Resource Request for HPC Deployment Automation for AI/HPC systems

PI: Gary Skouson (ICDS)

Apply as Junior Researcher 

Plan for funding tuition for graduate students, or the remainder of the researcher’s salary for postdoc and research faculty: No plan

Purpose:

The ICDS Systems Engineering team is looking for assistance to develop and/or improve system deployment automation for the ICDS AI and HPC systems. We aim to continue following DevOps practices to implement infrastructure as code processes to deploy AI and computational resources for our research computing and data storage platforms.

Background:

ICDS currently utilizes xCAT in deploying system resources. With IBM’s exit from supporting and developing xCAT, we’re looking at other options for current and future AI/HPC and cloud systems deployments. Some example software that may meet our needs could include options like Lenovo’s Confluent system, open source warewulf or openstack ironic/bifrost. It could also include other emerging systems like openChami.

Project Scope and Deliverables

Work with technical staff in using, configuring and comparing different options for system deployment for new systems

People Resource Request

One Junior Researcher for Fall 2025 and Spring 2026

The project will include time working with other ICDS technical staff.
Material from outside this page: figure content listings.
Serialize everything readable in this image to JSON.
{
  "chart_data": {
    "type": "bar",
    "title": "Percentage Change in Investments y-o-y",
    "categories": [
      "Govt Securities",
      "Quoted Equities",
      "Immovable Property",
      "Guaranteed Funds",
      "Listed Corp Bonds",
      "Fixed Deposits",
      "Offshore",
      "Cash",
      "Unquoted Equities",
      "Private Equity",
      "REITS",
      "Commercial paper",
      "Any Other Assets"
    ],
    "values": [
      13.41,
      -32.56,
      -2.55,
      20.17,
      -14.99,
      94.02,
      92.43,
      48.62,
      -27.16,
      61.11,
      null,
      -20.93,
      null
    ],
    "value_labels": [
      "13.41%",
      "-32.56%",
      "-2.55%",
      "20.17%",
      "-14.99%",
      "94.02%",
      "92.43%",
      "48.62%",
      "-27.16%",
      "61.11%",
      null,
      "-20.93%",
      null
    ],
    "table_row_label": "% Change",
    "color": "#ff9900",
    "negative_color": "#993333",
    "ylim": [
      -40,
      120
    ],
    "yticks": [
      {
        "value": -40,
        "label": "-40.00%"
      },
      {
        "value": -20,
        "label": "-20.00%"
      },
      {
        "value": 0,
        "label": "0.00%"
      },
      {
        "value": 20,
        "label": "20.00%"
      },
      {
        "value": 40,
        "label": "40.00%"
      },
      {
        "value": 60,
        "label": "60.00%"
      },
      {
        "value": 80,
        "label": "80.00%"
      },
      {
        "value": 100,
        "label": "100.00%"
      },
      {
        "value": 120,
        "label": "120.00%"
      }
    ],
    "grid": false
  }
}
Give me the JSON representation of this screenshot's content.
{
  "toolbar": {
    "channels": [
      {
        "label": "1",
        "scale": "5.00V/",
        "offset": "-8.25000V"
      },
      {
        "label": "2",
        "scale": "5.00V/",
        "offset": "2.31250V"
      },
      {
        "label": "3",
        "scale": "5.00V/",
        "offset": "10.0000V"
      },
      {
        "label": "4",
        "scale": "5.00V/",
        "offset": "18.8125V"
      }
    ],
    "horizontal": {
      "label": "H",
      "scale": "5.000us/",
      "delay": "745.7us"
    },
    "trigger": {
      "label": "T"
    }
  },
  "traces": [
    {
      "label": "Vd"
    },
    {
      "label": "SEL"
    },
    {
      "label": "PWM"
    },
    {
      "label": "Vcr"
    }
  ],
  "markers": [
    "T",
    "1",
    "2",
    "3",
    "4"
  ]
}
While not essential initially, the following skills will be helpful in participating fully:

 Linux command-line and systems experience

 Linux scripting experience (Bash, Python, etc.)

 Version control experience using git as part of DevOps, or developing CI/CD (continuous integration/continuous development) systems.

 Comfortable learning depolyment systems, including out of band management (BMC, IPMI, iDRAC, etc.), network boot protocols (DHCP/PXE etc.)

 It could also be beneficial to have experience building linux images or containers with image build tools like builah or other tools.

 Experience configuring or deploying cloud like environments like openstack, or kubernettes.

Justification

Additional support is needed to ensure consistent testing of multiple options

Expected Outcomes

 Comparison of pro/con lists for various options for future ICDS system depoluments

 Pilot setup for system deployment

 Options for converting what we have to proposed new system.